Publication year - 2012
Publication title -
geophysical research letters
Language(s) - English
Resource type - Journals
SCImago Journal Rank - 2.007
H-Index - 273
eISSN - 1944-8007
pISSN - 0094-8276
DOI - 10.1029/2012gl052790
Subject(s) - precipitation , environmental science , regression analysis , linear regression , climatology , air temperature , regression , atmospheric sciences , mean radiant temperature , meteorology , climate change , geography , geology , statistics , mathematics , oceanography
We examine the relationship between hourly extreme precipitation and daily mean temperature across the Contiguous United States (CONUS) during the period 1950–2009. Logarithmically‐transformed hourly extreme precipitation generally increases approximately linearly with the daily mean temperature.
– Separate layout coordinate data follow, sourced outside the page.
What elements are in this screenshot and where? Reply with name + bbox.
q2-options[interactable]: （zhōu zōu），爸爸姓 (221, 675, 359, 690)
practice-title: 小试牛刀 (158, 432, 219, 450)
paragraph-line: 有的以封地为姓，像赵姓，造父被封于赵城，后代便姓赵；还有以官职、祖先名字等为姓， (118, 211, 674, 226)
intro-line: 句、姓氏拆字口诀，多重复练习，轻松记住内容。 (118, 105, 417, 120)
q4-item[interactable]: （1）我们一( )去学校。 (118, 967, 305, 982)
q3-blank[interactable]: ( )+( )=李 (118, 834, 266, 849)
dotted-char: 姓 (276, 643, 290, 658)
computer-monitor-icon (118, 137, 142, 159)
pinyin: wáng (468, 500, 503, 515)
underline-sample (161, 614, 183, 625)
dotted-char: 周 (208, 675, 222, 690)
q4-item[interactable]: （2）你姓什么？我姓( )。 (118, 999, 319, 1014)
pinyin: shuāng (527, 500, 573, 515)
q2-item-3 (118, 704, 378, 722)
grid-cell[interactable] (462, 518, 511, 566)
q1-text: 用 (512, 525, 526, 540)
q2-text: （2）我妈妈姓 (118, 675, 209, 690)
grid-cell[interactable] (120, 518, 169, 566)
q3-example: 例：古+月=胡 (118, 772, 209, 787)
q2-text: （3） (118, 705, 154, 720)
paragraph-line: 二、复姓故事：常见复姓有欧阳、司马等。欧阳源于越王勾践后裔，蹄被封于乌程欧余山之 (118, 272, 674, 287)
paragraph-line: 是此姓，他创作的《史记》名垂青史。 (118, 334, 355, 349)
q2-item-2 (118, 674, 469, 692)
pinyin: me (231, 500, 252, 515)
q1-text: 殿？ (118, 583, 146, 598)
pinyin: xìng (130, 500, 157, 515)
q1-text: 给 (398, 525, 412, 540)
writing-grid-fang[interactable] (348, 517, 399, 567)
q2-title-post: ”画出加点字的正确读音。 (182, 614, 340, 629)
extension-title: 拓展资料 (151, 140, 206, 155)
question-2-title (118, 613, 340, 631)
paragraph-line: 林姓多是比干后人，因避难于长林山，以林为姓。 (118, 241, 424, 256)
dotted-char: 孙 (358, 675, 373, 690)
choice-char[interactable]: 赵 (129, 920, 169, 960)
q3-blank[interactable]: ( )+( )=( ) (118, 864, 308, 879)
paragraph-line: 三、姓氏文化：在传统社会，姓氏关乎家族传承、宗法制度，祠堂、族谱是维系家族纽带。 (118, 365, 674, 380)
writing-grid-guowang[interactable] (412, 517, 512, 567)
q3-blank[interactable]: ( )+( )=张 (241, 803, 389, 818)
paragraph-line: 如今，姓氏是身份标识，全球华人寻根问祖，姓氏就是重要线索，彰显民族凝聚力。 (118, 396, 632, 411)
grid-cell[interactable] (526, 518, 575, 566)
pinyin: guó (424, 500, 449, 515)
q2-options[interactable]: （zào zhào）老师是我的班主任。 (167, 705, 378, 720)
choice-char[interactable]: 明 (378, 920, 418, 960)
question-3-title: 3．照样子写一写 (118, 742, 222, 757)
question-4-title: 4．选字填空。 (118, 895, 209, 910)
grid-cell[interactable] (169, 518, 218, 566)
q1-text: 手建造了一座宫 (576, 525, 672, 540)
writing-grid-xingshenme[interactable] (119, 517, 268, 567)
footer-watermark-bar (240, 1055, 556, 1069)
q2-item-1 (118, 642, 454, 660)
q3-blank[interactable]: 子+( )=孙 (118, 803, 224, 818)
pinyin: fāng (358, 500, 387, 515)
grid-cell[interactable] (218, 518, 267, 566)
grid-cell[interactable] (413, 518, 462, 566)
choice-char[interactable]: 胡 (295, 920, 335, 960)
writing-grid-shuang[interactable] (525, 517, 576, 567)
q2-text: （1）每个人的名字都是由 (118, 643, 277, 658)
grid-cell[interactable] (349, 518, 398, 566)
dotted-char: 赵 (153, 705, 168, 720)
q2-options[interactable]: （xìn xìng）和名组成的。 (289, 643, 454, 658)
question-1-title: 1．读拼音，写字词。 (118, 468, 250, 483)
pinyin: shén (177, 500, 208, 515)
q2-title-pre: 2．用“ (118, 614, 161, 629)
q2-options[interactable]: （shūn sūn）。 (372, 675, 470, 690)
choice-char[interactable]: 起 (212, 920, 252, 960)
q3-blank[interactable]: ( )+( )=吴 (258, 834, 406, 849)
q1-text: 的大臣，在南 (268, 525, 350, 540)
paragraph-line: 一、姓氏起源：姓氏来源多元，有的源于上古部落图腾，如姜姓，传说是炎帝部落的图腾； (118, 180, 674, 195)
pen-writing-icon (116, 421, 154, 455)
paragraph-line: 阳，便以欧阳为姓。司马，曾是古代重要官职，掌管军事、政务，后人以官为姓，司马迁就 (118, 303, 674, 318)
At most (about 80%) of the stations, regression slopes between hourly extreme precipitation and daily mean temperature are higher than 7%, the approximate Clausius‐Clapyron rate. Stations located in the western coastal region exhibit the lowest regression slopes, with median regression slopes less than 7%, while stations in the northern tier of the CONUS showed higher regression slopes, with median regression slope of 16%. More stations (75%) exhibit regression slopes higher than 7% in summer than in winter (65%). Stations in the southern U.S. have higher regression slopes in winter than in summer, whereas stations in the northern U.S. have higher slopes in summer. It seems physically implausible that the intensity of extreme rainfall events could be as sensitive to local temperature as reflected by the regression slopes. Hence, these large values at least partially may be a consequence of factors relating to temperature gradients as opposed to temperature in its own right.